肉の潰れるぐちゃっという音に、私は思わず目を逸らした。
「マズイわね……これじゃ航空支援は…」
仲間の惨過ぎる最期と、長門が落ちたという事実は、この絶望的状況に置かれた私達を恐怖という感情で満たしていく。
防空戦闘の要だった航空戦艦の撃沈は、即ち制空権の喪失をも意味する。
兵士の士気はこれ以上無いほど下がっていた。
「美月!そろそろ引き際じゃないか?俺達の弾薬も限界が近い。どのみち長くは持たないぞ」
悠の意見も最もだ。敵と殆どゼロ距離で戦闘する私の機ならともかく、姉さんや悠、他の遠、中距離タイプのABで戦う仲間は弾薬が尽きれば手持ち無沙汰になってしまう。
何より眼の前に次々湧き出てくる敵兵を捌き切るのが精一杯であり、他の仲間を気遣う余裕もあまり無い。それは共に戦う陸軍の歩兵部隊も同じであり、このまま行くと手詰まりだ。
タングステン製の特大剣を振るう腕が次第に動きを鈍らせて行く。数多の敵兵を力任せに叩き斬ってきたABの腕部は、過剰な負荷により悲鳴を上げている。

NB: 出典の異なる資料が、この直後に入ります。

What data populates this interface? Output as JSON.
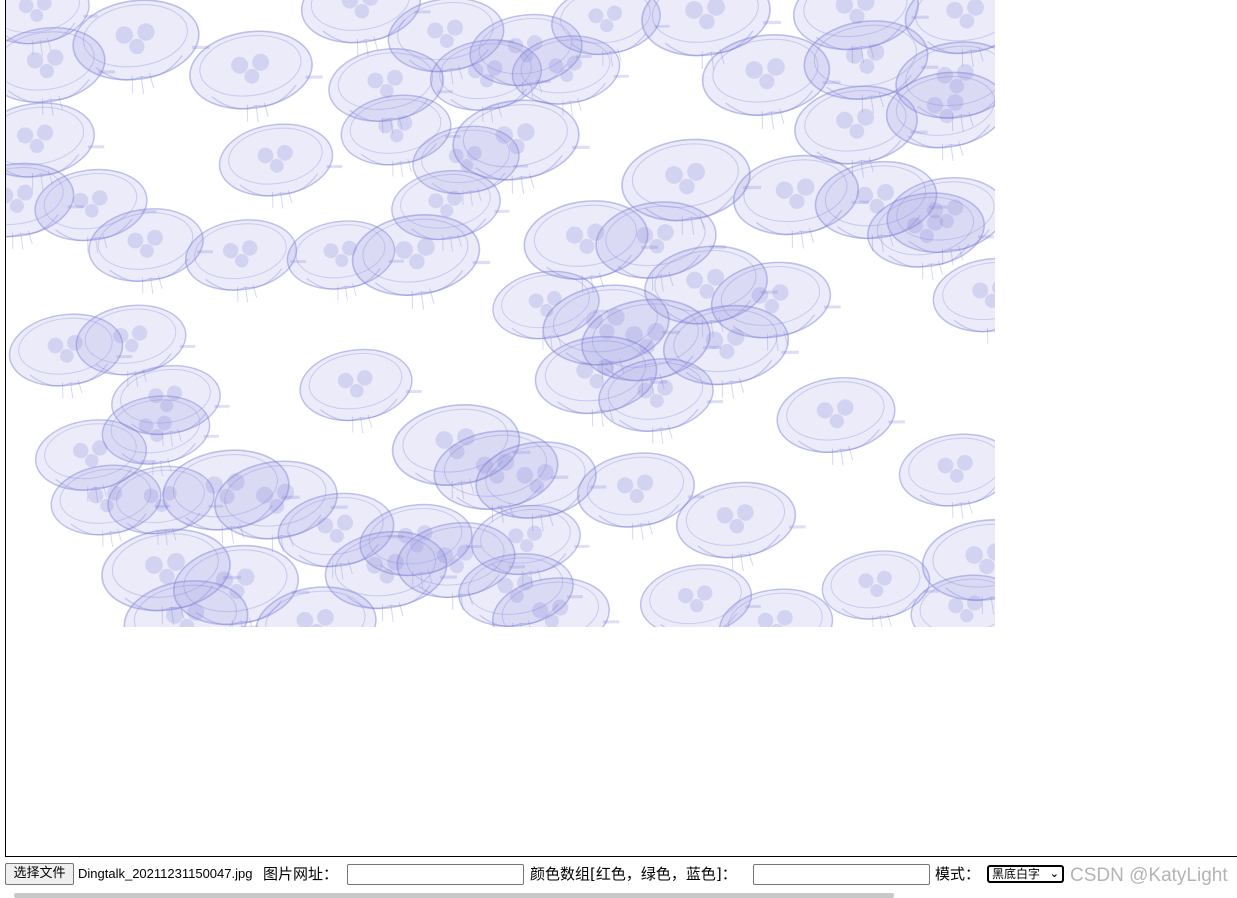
{
  "canvas": {
    "image_alt": "jellyfish pattern",
    "tint_color": "#7b7dd8"
  },
  "toolbar": {
    "file_button_label": "选择文件",
    "file_name": "Dingtalk_20211231150047.jpg",
    "url_label": "图片网址：",
    "url_value": "",
    "color_label": "颜色数组[红色，绿色，蓝色]：",
    "color_value": "",
    "mode_label": "模式：",
    "mode_selected": "黑底白字",
    "mode_chevron": "chevron-down-icon"
  },
  "watermark": "CSDN @KatyLight"
}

「畜生、おいガキ共!俺達が援護するから、お前等は後退して体制を立て直せ!ここで全滅するのだけは避けなきゃならん!!」
止め処無い猛攻の最中、歩兵部隊の隊長と思しき一人の男がそう叫んだ。
その言葉に、すぐさま美月が反応する。
「無茶です!撤退命令も出ていないのに……それに私達AB隊も無しに交戦を続けるなんて自殺行為です!せめて増援の部隊が到着するまで…!」
しかし美月の言葉を遮るように、その男は続けた。
「増援なんて来やしない!それに、全員で戦っても結果は同じだ。それだったら、お前等だけでも生き延びてみせろ!なにもこんな所で無駄死にするこたないんだ!!」
彼の言葉は残酷ながらも正論だった。
全員ここに留まっても、数分後には全滅だ。ならばABを扱うことができる私達だけでも前線基地に戻るのが得策。例えそれが彼等を見捨てることになろうとも、その意思に報いるために行動するのがこちらの仕事というものだ。
それならば、私達がすべきことはただ一つ。
私は美月に視線を送ると、無言で頷いた彼女も同じように頷く。
敵の歩兵部の隊長はその様子を見て安心したようににやりと笑うと、私達は走り出した。